Commodities, as measured by the Bloomberg Commodity Total Return Index, continued to show strong momentum in the first quarter of 2026, as energy prices rallied in the face of a major supply disruption while all five subsectors (Precious Metals, Energy, Agriculture, Livestock, and Industrial Metals) showed positive performance during the quarter.
Commodities delivered a volatile but strong start to 2026, with the Bloomberg Commodity Total Return Index rising +24.4% in the first quarter.1 Energy markets led performance, with the Bloomberg Energy Subindex rallying +58.6% due to the closure of the Strait of Hormuz, which raised immediate concerns about global supply disruption.2 Both crude oil and refined products, such as Gas Oil and Ultra-Low-Sulfur Diesel, moved sharply higher as the physical market tightened significantly, with natural gas lagging due to the limited impact from the crisis and seasonal factors.3
Both precious and industrial metals began the year on strong footing, supported by the dovish U.S. monetary policy outlook and the favorable macro environment. However, gains reversed later in the quarter, as higher energy prices pushed back Federal Reserve easing expectations and added to global economic growth concerns. Aluminum outperformed copper and other industrial metals on the back of gulf export disruptions, while gold and silver ended the quarter higher despite both correcting from their January peaks.

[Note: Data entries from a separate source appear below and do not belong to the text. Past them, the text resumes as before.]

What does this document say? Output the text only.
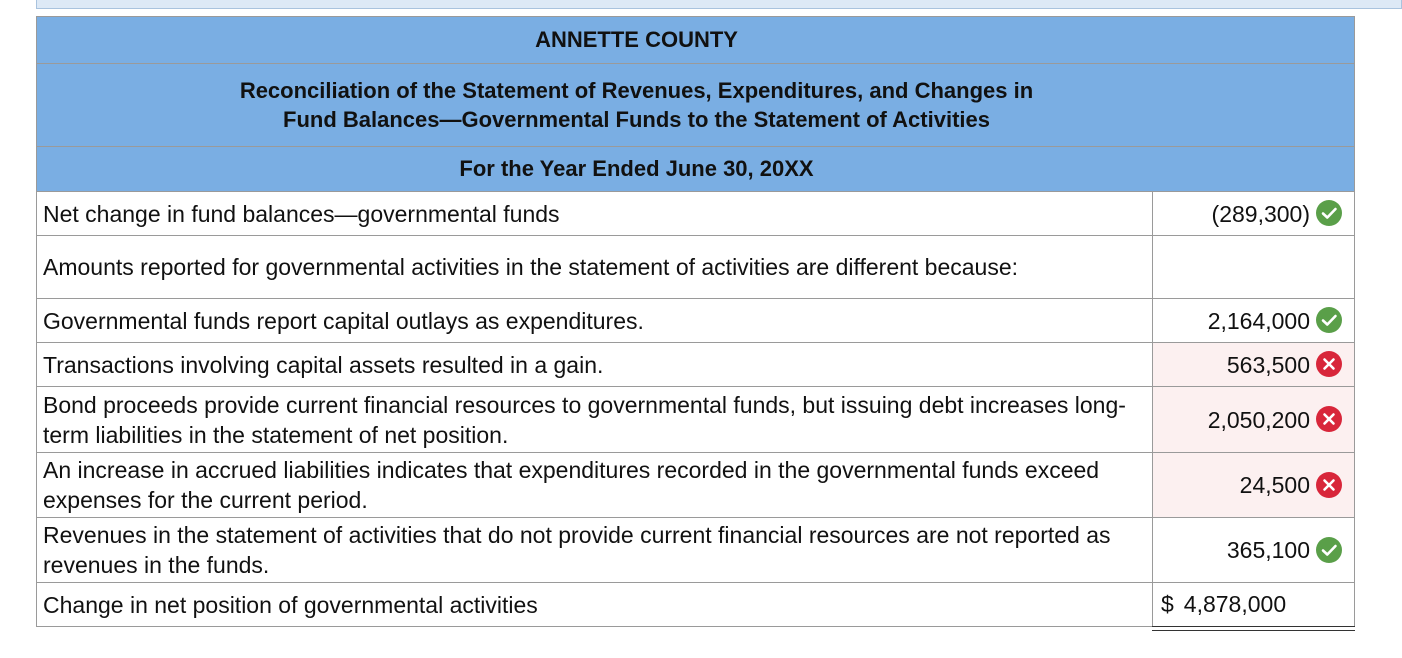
ANNETTE COUNTY	

Reconciliation of the Statement of Revenues, Expenditures, and Changes in
Fund Balances—Governmental Funds to the Statement of Activities	

For the Year Ended June 30, 20XX	
Net change in fund balances—governmental funds	(289,300)

Amounts reported for governmental activities in the statement of activities are different because:	
Governmental funds report capital outlays as expenditures.	2,164,000

Transactions involving capital assets resulted in a gain.	563,500

Bond proceeds provide current financial resources to governmental funds, but issuing debt increases long-term liabilities in the statement of net position.	2,050,200

An increase in accrued liabilities indicates that expenditures recorded in the governmental funds exceed expenses for the current period.	24,500

Revenues in the statement of activities that do not provide current financial resources are not reported as revenues in the funds.	365,100

Change in net position of governmental activities	$ 4,878,000
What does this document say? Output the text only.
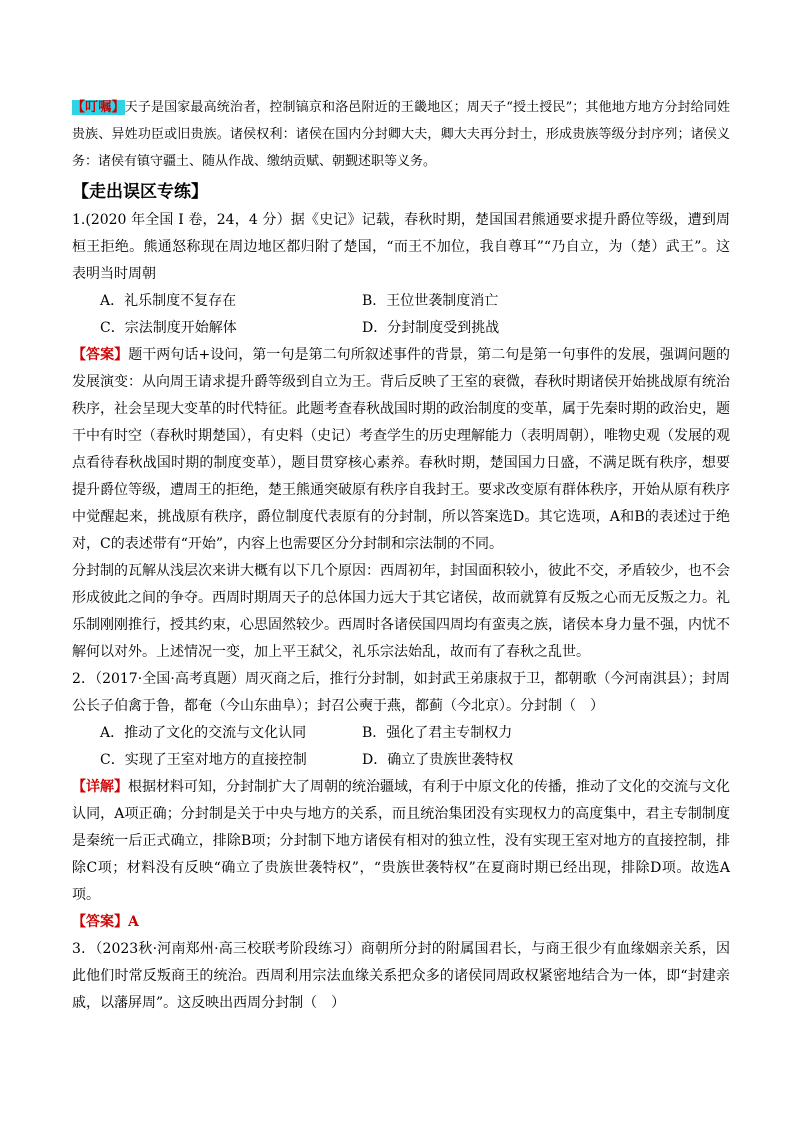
【叮嘱】天子是国家最高统治者，控制镐京和洛邑附近的王畿地区；周天子“授土授民”；其他地方地方分封给同姓贵族、异姓功臣或旧贵族。诸侯权利：诸侯在国内分封卿大夫，卿大夫再分封士，形成贵族等级分封序列；诸侯义务：诸侯有镇守疆土、随从作战、缴纳贡赋、朝觐述职等义务。

【走出误区专练】

1.(2020 年全国 I 卷，24，4 分）据《史记》记载，春秋时期，楚国国君熊通要求提升爵位等级，遭到周桓王拒绝。熊通怒称现在周边地区都归附了楚国，“而王不加位，我自尊耳”“乃自立，为（楚）武王”。这表明当时周朝

A．礼乐制度不复存在	B．王位世袭制度消亡
C．宗法制度开始解体	D．分封制度受到挑战

【答案】题干两句话+设问，第一句是第二句所叙述事件的背景，第二句是第一句事件的发展，强调问题的发展演变：从向周王请求提升爵等级到自立为王。背后反映了王室的衰微，春秋时期诸侯开始挑战原有统治秩序，社会呈现大变革的时代特征。此题考查春秋战国时期的政治制度的变革，属于先秦时期的政治史，题干中有时空（春秋时期楚国），有史料（史记）考查学生的历史理解能力（表明周朝），唯物史观（发展的观点看待春秋战国时期的制度变革），题目贯穿核心素养。春秋时期，楚国国力日盛，不满足既有秩序，想要提升爵位等级，遭周王的拒绝，楚王熊通突破原有秩序自我封王。要求改变原有群体秩序，开始从原有秩序中觉醒起来，挑战原有秩序，爵位制度代表原有的分封制，所以答案选D。其它选项，A和B的表述过于绝对，C的表述带有“开始”，内容上也需要区分分封制和宗法制的不同。

分封制的瓦解从浅层次来讲大概有以下几个原因：西周初年，封国面积较小，彼此不交，矛盾较少，也不会形成彼此之间的争夺。西周时期周天子的总体国力远大于其它诸侯，故而就算有反叛之心而无反叛之力。礼乐制刚刚推行，授其约束，心思固然较少。西周时各诸侯国四周均有蛮夷之族，诸侯本身力量不强，内忧不解何以对外。上述情况一变，加上平王弑父，礼乐宗法始乱，故而有了春秋之乱世。

2．（2017·全国·高考真题）周灭商之后，推行分封制，如封武王弟康叔于卫，都朝歌（今河南淇县）；封周公长子伯禽于鲁，都奄（今山东曲阜）；封召公奭于燕，都蓟（今北京）。分封制（　）

A．推动了文化的交流与文化认同	B．强化了君主专制权力
C．实现了王室对地方的直接控制	D．确立了贵族世袭特权

【详解】根据材料可知，分封制扩大了周朝的统治疆域，有利于中原文化的传播，推动了文化的交流与文化认同，A项正确；分封制是关于中央与地方的关系，而且统治集团没有实现权力的高度集中，君主专制制度是秦统一后正式确立，排除B项；分封制下地方诸侯有相对的独立性，没有实现王室对地方的直接控制，排除C项；材料没有反映“确立了贵族世袭特权”，“贵族世袭特权”在夏商时期已经出现，排除D项。故选A项。

【答案】A

3．（2023秋·河南郑州·高三校联考阶段练习）商朝所分封的附属国君长，与商王很少有血缘姻亲关系，因此他们时常反叛商王的统治。西周利用宗法血缘关系把众多的诸侯同周政权紧密地结合为一体，即“封建亲戚，以藩屏周”。这反映出西周分封制（　）
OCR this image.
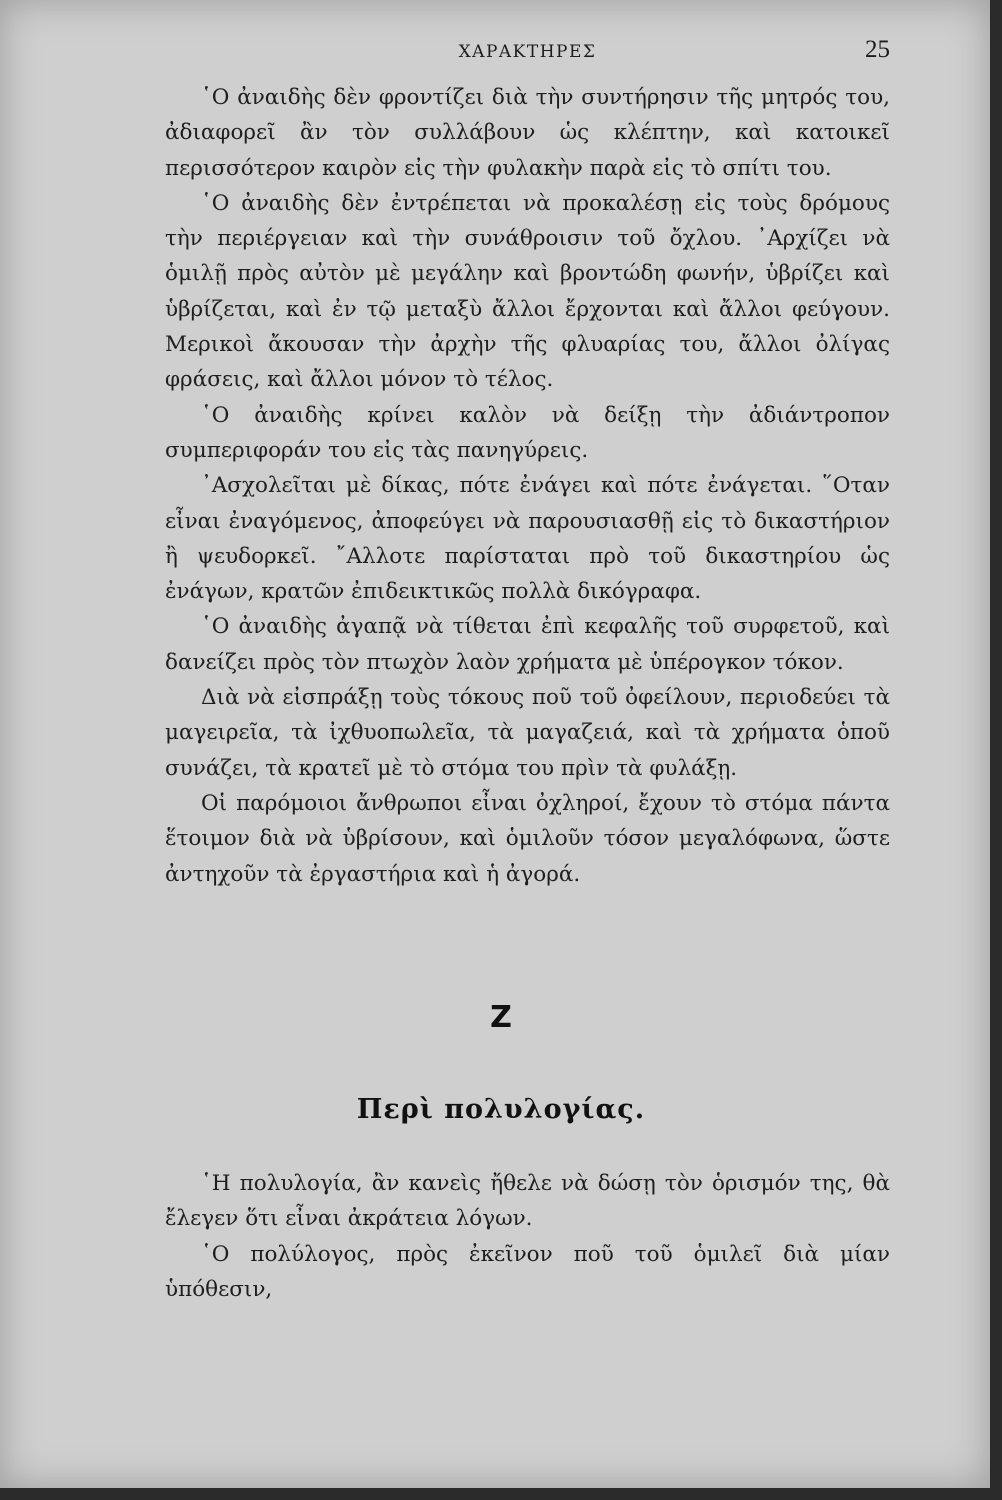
ΧΑΡΑΚΤΗΡΕΣ	25

῾Ο ἀναιδὴς δὲν φροντίζει διὰ τὴν συντήρησιν τῆς μητρός του, ἀδιαφορεῖ ἂν τὸν συλλάβουν ὡς κλέπτην, καὶ κατοικεῖ περισσότερον καιρὸν εἰς τὴν φυλακὴν παρὰ εἰς τὸ σπίτι του.

῾Ο ἀναιδὴς δὲν ἐντρέπεται νὰ προκαλέσῃ εἰς τοὺς δρόμους τὴν περιέργειαν καὶ τὴν συνάθροισιν τοῦ ὄχλου. ᾿Αρχίζει νὰ ὁμιλῇ πρὸς αὐτὸν μὲ μεγάλην καὶ βροντώδη φωνήν, ὑβρίζει καὶ ὑβρίζεται, καὶ ἐν τῷ μεταξὺ ἄλλοι ἔρχονται καὶ ἄλλοι φεύγουν. Μερικοὶ ἄκουσαν τὴν ἀρχὴν τῆς φλυαρίας του, ἄλλοι ὀλίγας φράσεις, καὶ ἄλλοι μόνον τὸ τέλος.

῾Ο ἀναιδὴς κρίνει καλὸν νὰ δείξῃ τὴν ἀδιάντροπον συμπεριφοράν του εἰς τὰς πανηγύρεις.

᾿Ασχολεῖται μὲ δίκας, πότε ἐνάγει καὶ πότε ἐνάγεται. ῞Οταν εἶναι ἐναγόμενος, ἀποφεύγει νὰ παρουσιασθῇ εἰς τὸ δικαστήριον ἢ ψευδορκεῖ. ῎Αλλοτε παρίσταται πρὸ τοῦ δικαστηρίου ὡς ἐνάγων, κρατῶν ἐπιδεικτικῶς πολλὰ δικόγραφα.

῾Ο ἀναιδὴς ἀγαπᾷ νὰ τίθεται ἐπὶ κεφαλῆς τοῦ συρφετοῦ, καὶ δανείζει πρὸς τὸν πτωχὸν λαὸν χρήματα μὲ ὑπέρογκον τόκον.

Διὰ νὰ εἰσπράξῃ τοὺς τόκους ποῦ τοῦ ὀφείλουν, περιοδεύει τὰ μαγειρεῖα, τὰ ἰχθυοπωλεῖα, τὰ μαγαζειά, καὶ τὰ χρήματα ὁποῦ συνάζει, τὰ κρατεῖ μὲ τὸ στόμα του πρὶν τὰ φυλάξῃ.

Οἱ παρόμοιοι ἄνθρωποι εἶναι ὀχληροί, ἔχουν τὸ στόμα πάντα ἕτοιμον διὰ νὰ ὑβρίσουν, καὶ ὁμιλοῦν τόσον μεγαλόφωνα, ὥστε ἀντηχοῦν τὰ ἐργαστήρια καὶ ἡ ἀγορά.

Ζ
Περὶ πολυλογίας.

῾Η πολυλογία, ἂν κανεὶς ἤθελε νὰ δώσῃ τὸν ὁρισμόν της, θὰ ἔλεγεν ὅτι εἶναι ἀκράτεια λόγων.

῾Ο πολύλογος, πρὸς ἐκεῖνον ποῦ τοῦ ὁμιλεῖ διὰ μίαν ὑπόθεσιν,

Agriculture commodities moved higher later in the quarter, supported in part by the closure of the Strait of Hormuz. Rising fertilizer supply concerns and transportation constraints provided tailwinds for the sector, while key crops including soybean oil, soybeans, and cotton rallied on speculation they could be included in U.S. trade deals. Cattle prices also continued to rise, supported by resilient demand amid the smallest U.S. cow herd since 1951.4
COMD returned +9.37% (NAV return) since inception on February 10, 2026, versus a +15.44% gain in the benchmark Bloomberg Commodity Total Return Index, resulting in -6.06% of relative underperformance.5,6 On a market price return basis, the fund returned +9.61%.
Despite positive absolute performance, COMD lagged the benchmark due to positioning in longer dated contracts. This strategic allocation resulted in performance drag during this extreme quarter due to the large disruption witnessed in energy markets, with the spot brent crude market trading at its tightest level on record in March.7 As a result, the fund’s positioning in the December 2026 Brent contract gained only +16% in March versus a +62% gain in the May 2026 contract.8 However, the fund’s overweight and more front-end-oriented positioning in downstream products helped partially offset the impact of the unprecedented steepness in the crude futures curves.
Beyond energy markets, the fund’s overweight positioning in aluminum, soybean oil, and cotton added to performance, while its overweight in both gold and copper, as well as being underweight sugar, detracted from performance.

Holdings are subject to change.

The performance data quoted represents past performance. Past performance does not guarantee future results. The investment return and principal value of an investment will fluctuate so that an investor's shares, when sold or redeemed, may be worth more or less than their original cost and current performance may be lower or higher than the performance quoted. Performance current to the most recent quarter- and month-end is available at https://www.globalxetfs.com/funds/comd/. Expense Ratio: 0.55%.
We remain constructive on commodities, with the asset class once again demonstrating its role as both a potential portfolio diversifier and an effective hedge against inflation in the first quarter. Broadly speaking, we see the recent underinvestment in supply approaching a period of increased demand, highlighting our conviction of a growing medium-supply demand disconnect. That said, the short-term outlook is becoming increasingly binary, particularly with respect to the status of the Strait of Hormuz. A full reopening could alleviate supply-side pressures and reverse some of the recent gains in energy and agriculture while also potentially benefitting metals, while a prolonged disruption may continue to support elevated energy prices and inflation expectations. We believe this environment underscores the importance of maintaining a balanced approach to commodity exposure, while the dispersion across subsectors can provide opportunities for active managers to navigate the current landscape. COMD provides active commodity allocations while maintaining its positioning further out on the futures curve in aims of reducing the impact of rolls over time. The fund provides active commodity security selection with the fee structure, and liquidity of its ETF wrapper.